Mag noticed that her old friend hadn’t bothered to give her the compliment she’d been fishing for, but she decided to let it pass. Today was too important for trifles. Besides, she knew her legs were dynamite. It would be natural for Emma to resent that. Emma had always been plain, even when she was young. Why, from her first day as the social columnist, she had worn those wire-rimmed glasses on that horsey face of hers, not to mention that flat, mousy-colored page-boy and those suits with the football-pad shoulders, the ones she thought gave her a Joan Crawford look. In her dreams.
“Well, it’s not every day my youngest granddaughter has a grand opening,” Mag said, feeling charitable today toward this woman who’d p
robably never heard a wolf whistle in her life. “She’s worked like a fiend these past few weeks, getting this outlet store ready.”

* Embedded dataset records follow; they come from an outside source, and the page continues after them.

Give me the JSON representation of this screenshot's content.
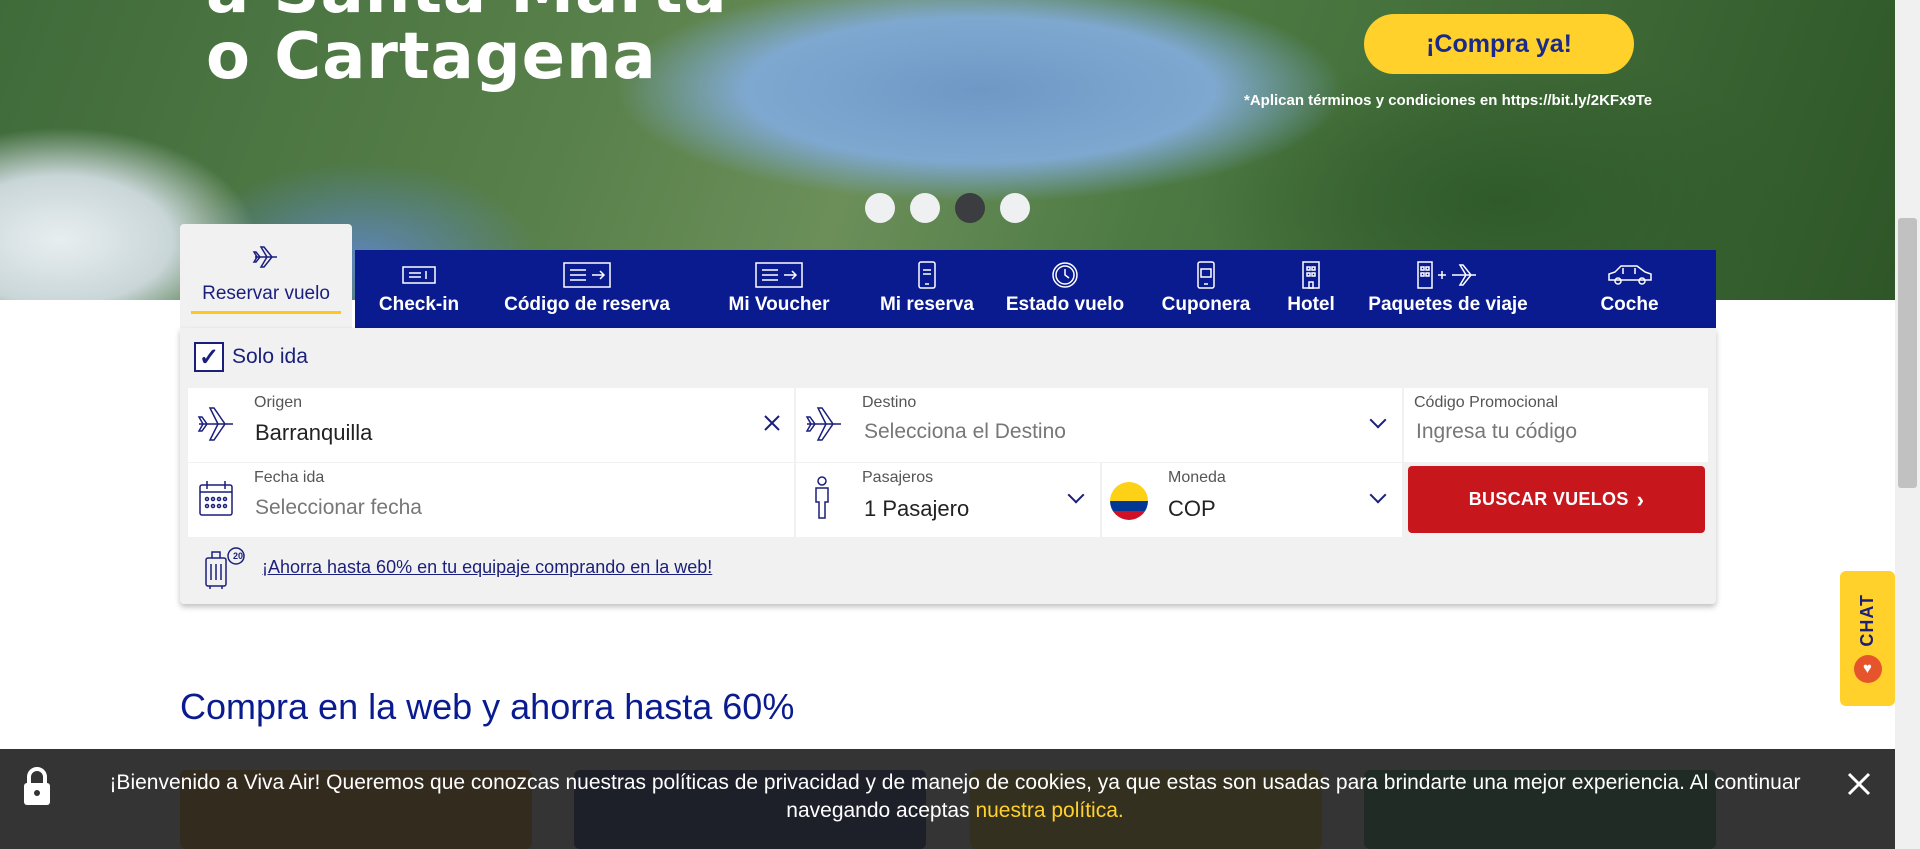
{
  "hero": {
    "title_line1": "a Santa Marta",
    "title_line2": "o Cartagena",
    "cta_label": "¡Compra ya!",
    "terms": "*Aplican términos y condiciones en https://bit.ly/2KFx9Te",
    "slides": 4,
    "active_slide_index": 2
  },
  "tabs": {
    "active": {
      "label": "Reservar vuelo",
      "icon": "plane-icon"
    },
    "items": [
      {
        "label": "Check-in",
        "icon": "boarding-pass-icon"
      },
      {
        "label": "Código de reserva",
        "icon": "ticket-icon"
      },
      {
        "label": "Mi Voucher",
        "icon": "voucher-icon"
      },
      {
        "label": "Mi reserva",
        "icon": "phone-icon"
      },
      {
        "label": "Estado vuelo",
        "icon": "clock-icon"
      },
      {
        "label": "Cuponera",
        "icon": "coupon-phone-icon"
      },
      {
        "label": "Hotel",
        "icon": "hotel-icon"
      },
      {
        "label": "Paquetes de viaje",
        "icon": "hotel-plus-plane-icon"
      },
      {
        "label": "Coche",
        "icon": "car-icon"
      }
    ]
  },
  "search": {
    "solo_ida_label": "Solo ida",
    "solo_ida_checked": true,
    "origin_label": "Origen",
    "origin_value": "Barranquilla",
    "destination_label": "Destino",
    "destination_placeholder": "Selecciona el Destino",
    "promo_label": "Código Promocional",
    "promo_placeholder": "Ingresa tu código",
    "date_label": "Fecha ida",
    "date_placeholder": "Seleccionar fecha",
    "passengers_label": "Pasajeros",
    "passengers_value": "1 Pasajero",
    "currency_label": "Moneda",
    "currency_value": "COP",
    "search_button": "BUSCAR VUELOS",
    "search_chevron": "›",
    "luggage_badge": "20",
    "baggage_promo": "¡Ahorra hasta 60% en tu equipaje comprando en la web!"
  },
  "section": {
    "title": "Compra en la web y ahorra hasta 60%"
  },
  "chat": {
    "label": "CHAT"
  },
  "cookie": {
    "message": "¡Bienvenido a Viva Air! Queremos que conozcas nuestras políticas de privacidad y de manejo de cookies, ya que estas son usadas para brindarte una mejor experiencia. Al continuar navegando aceptas",
    "link": "nuestra política."
  },
  "colors": {
    "brand_blue": "#0a1b8f",
    "brand_yellow": "#ffd12a",
    "search_red": "#c8161d"
  }
}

“Working with Drew Stirling, I hear.”
Leaning toward the mirror, Mag checked her makeup. At her age, she had to make sure her mascara didn’t smudge against her upper eyelids. She should’ve had that surgery when Annabelle Scanlon suggested it. If she had, she could pass for fifty-five. Wouldn’t that scoundrel Clarence Stirling chew nails over that?
Blast it! There I go again, thinking about that man! But not today, she told herself.
“Don’t be silly,” she said to Emma. “This is entirely Sandy’s baby. And she’s getting ready for a big worldwide show in Chicago in—” she paused to calculate “—about a week, I believe. The dear girl has worn herself to a frazzle.”
“Well, you’ll wow ‘em, Mag. No doubt about it.”
Mag smiled at her friend. “Thanks, Emma. Now, come on, let’s shake a leg. I told Sandy I’d be waiting at the door.”
Mag’s heels clicked as they started down the hall. It had been weeks since she’d worn high heels. Her friends told her it was foolish at her age—broken hips and all that. Mag told them all she’d rather break her neck in a pair of come-kiss-me pumps than live to be a hundred wearing rubber-soled lace-ups and support hose.
Her stockings today were red, too. Her earrings were bright red plastic ribbons and her blouse was black with red ice-cream cones. Emma had called her crazy for buying the silly thing out of a catalog three months ago, but Mag had known as soon as she saw it that sometime or another it would be the perfect thing to wear. And she had been right, of course. She even had a red chiffon sash wrapped around her head, with curls spilling out the top. She looked like a movie star today and she knew it. A glamorous movie star, from the old days, back when stars really knew how to make an entrance.
Sandy made a fuss, of course, telling her as they drove over to the new store how good she looked.